Ph.D. Candidate in History and Women's, Gender, and Sexuality Studies

Education

  • BA, University of Arizona

Bio

Alexandria Herrera is a dual-title Ph.D. Candidate in Latin American History and Women, Gender, and Sexuality Studies with a graduate minor in Latino Studies. Herrera’s dissertation examines how the continuity of Guatemala City’s mandatory STI testing policy for sex workers, implemented in the late 19th century, culminated in the Guatemalan Syphilis Experiments (1946-1948). Broadly, Herrera’s interests revolve around 19th to 21st-century Latin American History, gender and women’s history, and the history of public health and medicine. Herrera has been awarded three Foreign Area and Language Studies (FLAS) fellowships from the U.S. Department of Education for Kaqchikel Maya, Guatemala’s second-largest spoken Mayan language.
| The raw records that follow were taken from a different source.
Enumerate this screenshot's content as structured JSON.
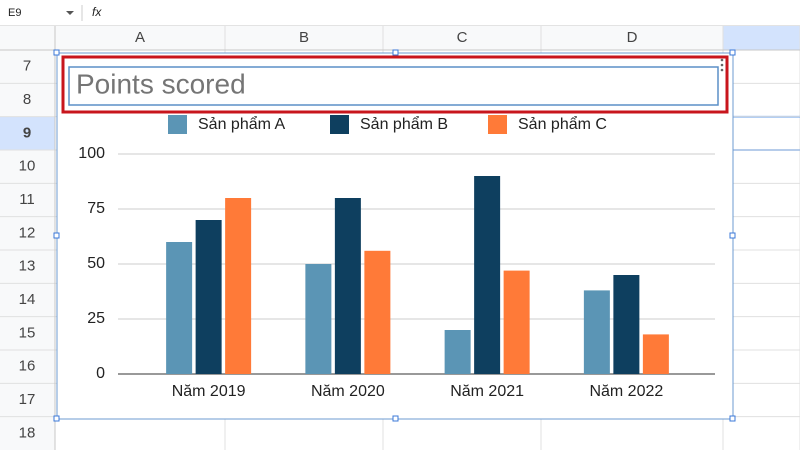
{
  "sheet": {
    "name_box": "E9",
    "formula_icon": "fx",
    "columns": [
      "A",
      "B",
      "C",
      "D"
    ],
    "rows": [
      "7",
      "8",
      "9",
      "10",
      "11",
      "12",
      "13",
      "14",
      "15",
      "16",
      "17",
      "18"
    ]
  },
  "chart_data": {
    "type": "bar",
    "title": "Points scored",
    "categories": [
      "Năm 2019",
      "Năm 2020",
      "Năm 2021",
      "Năm 2022"
    ],
    "series": [
      {
        "name": "Sản phẩm A",
        "color": "#5b95b5",
        "values": [
          60,
          50,
          20,
          38
        ]
      },
      {
        "name": "Sản phẩm B",
        "color": "#0e3f5f",
        "values": [
          70,
          80,
          90,
          45
        ]
      },
      {
        "name": "Sản phẩm C",
        "color": "#ff7a38",
        "values": [
          80,
          56,
          47,
          18
        ]
      }
    ],
    "ylim": [
      0,
      100
    ],
    "yticks": [
      0,
      25,
      50,
      75,
      100
    ],
    "grid": true,
    "legend": "top"
  }
}
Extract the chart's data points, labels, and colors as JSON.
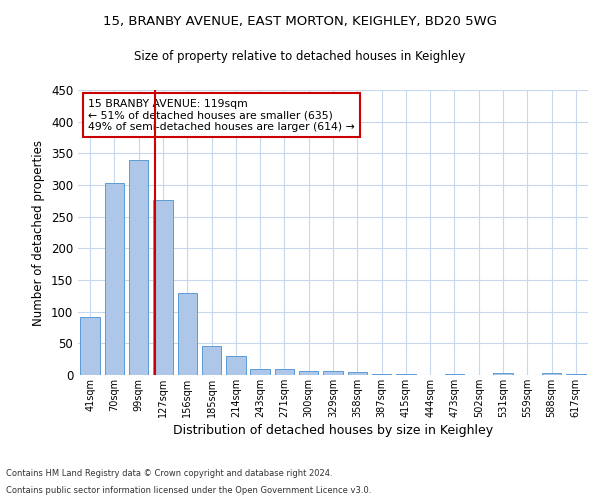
{
  "title1": "15, BRANBY AVENUE, EAST MORTON, KEIGHLEY, BD20 5WG",
  "title2": "Size of property relative to detached houses in Keighley",
  "xlabel": "Distribution of detached houses by size in Keighley",
  "ylabel": "Number of detached properties",
  "categories": [
    "41sqm",
    "70sqm",
    "99sqm",
    "127sqm",
    "156sqm",
    "185sqm",
    "214sqm",
    "243sqm",
    "271sqm",
    "300sqm",
    "329sqm",
    "358sqm",
    "387sqm",
    "415sqm",
    "444sqm",
    "473sqm",
    "502sqm",
    "531sqm",
    "559sqm",
    "588sqm",
    "617sqm"
  ],
  "values": [
    92,
    303,
    340,
    276,
    130,
    46,
    30,
    9,
    10,
    7,
    7,
    4,
    2,
    1,
    0,
    1,
    0,
    3,
    0,
    3,
    2
  ],
  "bar_color": "#aec6e8",
  "bar_edge_color": "#5b9bd5",
  "grid_color": "#c8d8ec",
  "background_color": "#ffffff",
  "property_line_bin_index": 2.67,
  "vline_color": "#cc0000",
  "annotation_text": "15 BRANBY AVENUE: 119sqm\n← 51% of detached houses are smaller (635)\n49% of semi-detached houses are larger (614) →",
  "annotation_box_color": "#ffffff",
  "annotation_box_edge": "#cc0000",
  "footer1": "Contains HM Land Registry data © Crown copyright and database right 2024.",
  "footer2": "Contains public sector information licensed under the Open Government Licence v3.0.",
  "ylim": [
    0,
    450
  ],
  "yticks": [
    0,
    50,
    100,
    150,
    200,
    250,
    300,
    350,
    400,
    450
  ]
}
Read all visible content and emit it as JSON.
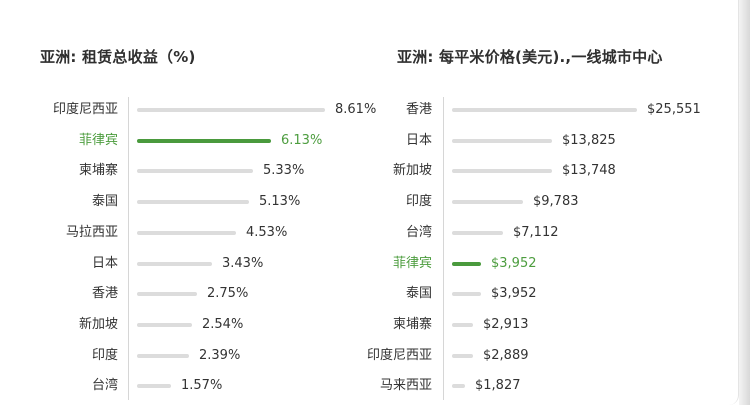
{
  "highlight_color": "#4a9a3d",
  "bar_color": "#dcdcdc",
  "left": {
    "title": "亚洲: 租赁总收益（%)",
    "rows": [
      {
        "label": "印度尼西亚",
        "value": "8.61%",
        "num": 8.61,
        "highlight": false
      },
      {
        "label": "菲律宾",
        "value": "6.13%",
        "num": 6.13,
        "highlight": true
      },
      {
        "label": "柬埔寨",
        "value": "5.33%",
        "num": 5.33,
        "highlight": false
      },
      {
        "label": "泰国",
        "value": "5.13%",
        "num": 5.13,
        "highlight": false
      },
      {
        "label": "马拉西亚",
        "value": "4.53%",
        "num": 4.53,
        "highlight": false
      },
      {
        "label": "日本",
        "value": "3.43%",
        "num": 3.43,
        "highlight": false
      },
      {
        "label": "香港",
        "value": "2.75%",
        "num": 2.75,
        "highlight": false
      },
      {
        "label": "新加坡",
        "value": "2.54%",
        "num": 2.54,
        "highlight": false
      },
      {
        "label": "印度",
        "value": "2.39%",
        "num": 2.39,
        "highlight": false
      },
      {
        "label": "台湾",
        "value": "1.57%",
        "num": 1.57,
        "highlight": false
      }
    ]
  },
  "right": {
    "title": "亚洲: 每平米价格(美元).,一线城市中心",
    "rows": [
      {
        "label": "香港",
        "value": "$25,551",
        "num": 25551,
        "highlight": false
      },
      {
        "label": "日本",
        "value": "$13,825",
        "num": 13825,
        "highlight": false
      },
      {
        "label": "新加坡",
        "value": "$13,748",
        "num": 13748,
        "highlight": false
      },
      {
        "label": "印度",
        "value": "$9,783",
        "num": 9783,
        "highlight": false
      },
      {
        "label": "台湾",
        "value": "$7,112",
        "num": 7112,
        "highlight": false
      },
      {
        "label": "菲律宾",
        "value": "$3,952",
        "num": 3952,
        "highlight": true
      },
      {
        "label": "泰国",
        "value": "$3,952",
        "num": 3952,
        "highlight": false
      },
      {
        "label": "柬埔寨",
        "value": "$2,913",
        "num": 2913,
        "highlight": false
      },
      {
        "label": "印度尼西亚",
        "value": "$2,889",
        "num": 2889,
        "highlight": false
      },
      {
        "label": "马来西亚",
        "value": "$1,827",
        "num": 1827,
        "highlight": false
      }
    ]
  },
  "chart_data": [
    {
      "type": "bar",
      "orientation": "horizontal",
      "title": "亚洲: 租赁总收益（%)",
      "categories": [
        "印度尼西亚",
        "菲律宾",
        "柬埔寨",
        "泰国",
        "马拉西亚",
        "日本",
        "香港",
        "新加坡",
        "印度",
        "台湾"
      ],
      "values": [
        8.61,
        6.13,
        5.33,
        5.13,
        4.53,
        3.43,
        2.75,
        2.54,
        2.39,
        1.57
      ],
      "highlighted": "菲律宾",
      "unit": "%",
      "xlabel": "",
      "ylabel": "",
      "grid": false
    },
    {
      "type": "bar",
      "orientation": "horizontal",
      "title": "亚洲: 每平米价格(美元).,一线城市中心",
      "categories": [
        "香港",
        "日本",
        "新加坡",
        "印度",
        "台湾",
        "菲律宾",
        "泰国",
        "柬埔寨",
        "印度尼西亚",
        "马来西亚"
      ],
      "values": [
        25551,
        13825,
        13748,
        9783,
        7112,
        3952,
        3952,
        2913,
        2889,
        1827
      ],
      "highlighted": "菲律宾",
      "unit": "USD",
      "xlabel": "",
      "ylabel": "",
      "grid": false
    }
  ]
}
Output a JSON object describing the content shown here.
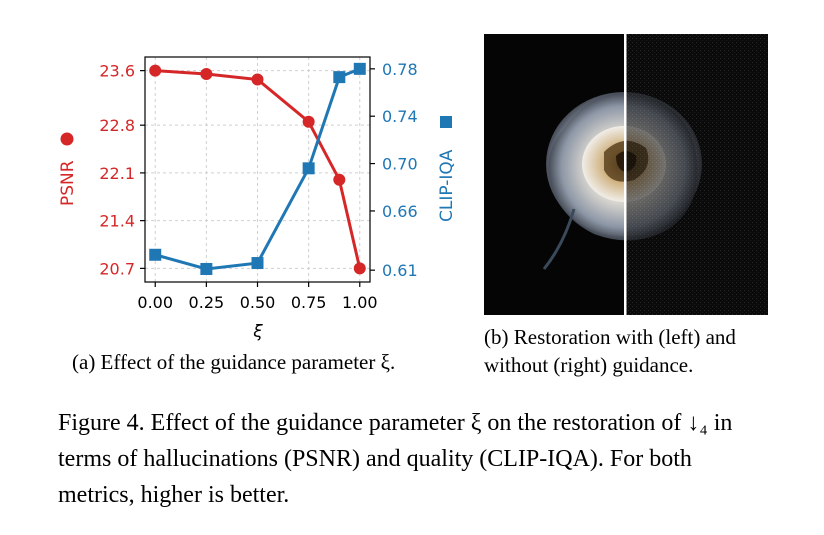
{
  "chart_data": {
    "type": "line",
    "x": [
      0.0,
      0.25,
      0.5,
      0.75,
      0.9,
      1.0
    ],
    "xlabel": "ξ",
    "xlim": [
      -0.05,
      1.05
    ],
    "xticks": [
      "0.00",
      "0.25",
      "0.50",
      "0.75",
      "1.00"
    ],
    "grid": true,
    "series": [
      {
        "name": "PSNR",
        "axis": "left",
        "marker": "circle",
        "color": "#d62728",
        "values": [
          23.6,
          23.55,
          23.47,
          22.85,
          22.0,
          20.7
        ],
        "ylim": [
          20.5,
          23.8
        ],
        "yticks": [
          "20.7",
          "21.4",
          "22.1",
          "22.8",
          "23.6"
        ],
        "ylabel": "PSNR"
      },
      {
        "name": "CLIP-IQA",
        "axis": "right",
        "marker": "square",
        "color": "#1f77b4",
        "values": [
          0.623,
          0.611,
          0.616,
          0.696,
          0.773,
          0.78
        ],
        "ylim": [
          0.6,
          0.79
        ],
        "yticks": [
          "0.61",
          "0.66",
          "0.70",
          "0.74",
          "0.78"
        ],
        "ylabel": "CLIP-IQA"
      }
    ]
  },
  "captions": {
    "a": "(a) Effect of the guidance parameter ξ.",
    "b_line1": "(b) Restoration with (left) and",
    "b_line2": "without (right) guidance.",
    "figure": "Figure 4. Effect of the guidance parameter ξ on the restoration of ↓₄ in terms of hallucinations (PSNR) and quality (CLIP-IQA). For both metrics, higher is better."
  }
}
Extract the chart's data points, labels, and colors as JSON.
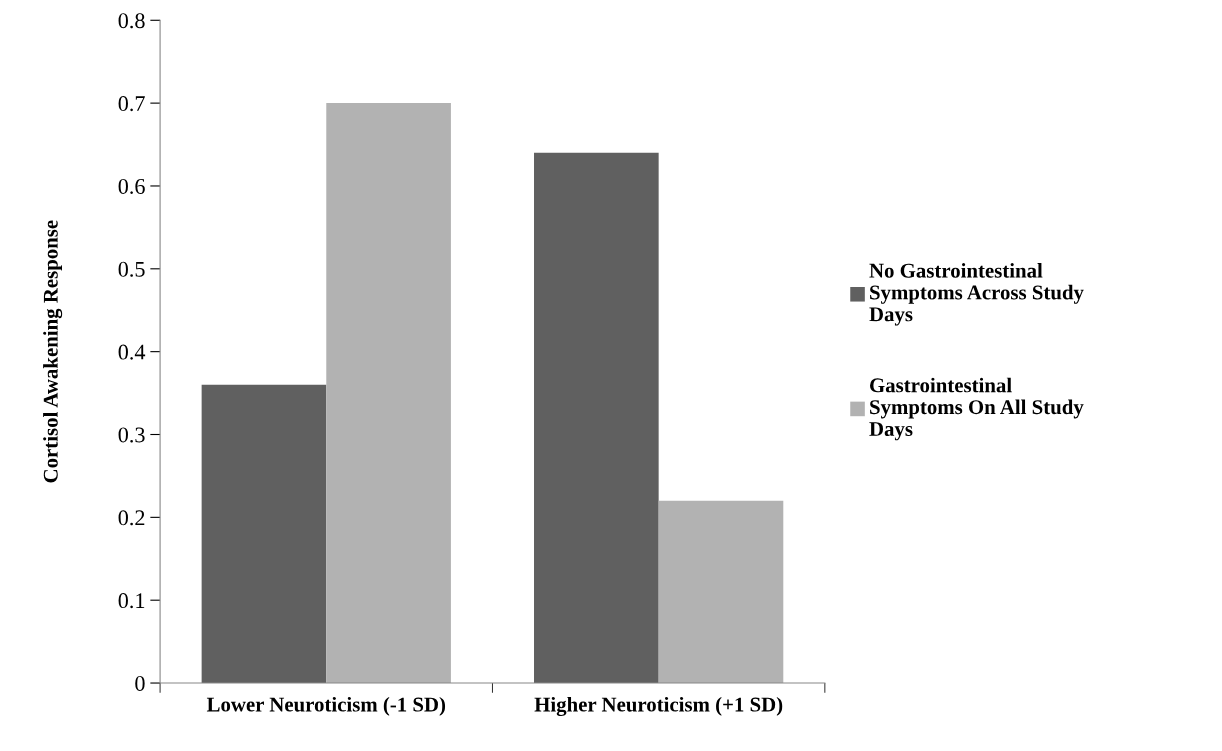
{
  "chart_data": {
    "type": "bar",
    "ylabel": "Cortisol Awakening Response",
    "categories": [
      "Lower Neuroticism (-1 SD)",
      "Higher Neuroticism (+1 SD)"
    ],
    "series": [
      {
        "name": "No Gastrointestinal Symptoms Across Study Days",
        "color": "#606060",
        "values": [
          0.36,
          0.64
        ]
      },
      {
        "name": "Gastrointestinal Symptoms On All Study Days",
        "color": "#b2b2b2",
        "values": [
          0.7,
          0.22
        ]
      }
    ],
    "ylim": [
      0,
      0.8
    ],
    "yticks": [
      0,
      0.1,
      0.2,
      0.3,
      0.4,
      0.5,
      0.6,
      0.7,
      0.8
    ],
    "grid": false,
    "legend": "right"
  }
}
Growing up in the Southwest borderlands has greatly shaped Herrera’s ongoing interest in U.S./Mexico border policy, immigration, and monolingual Indigenous language speakers’ experiences. Herrera’s research has been funded by the U.S. Department of Education’s FLAS Fellowship Program, The Penn State Center for Humanities and Information, and the Fulbright-Hays DDRA Fellowship program.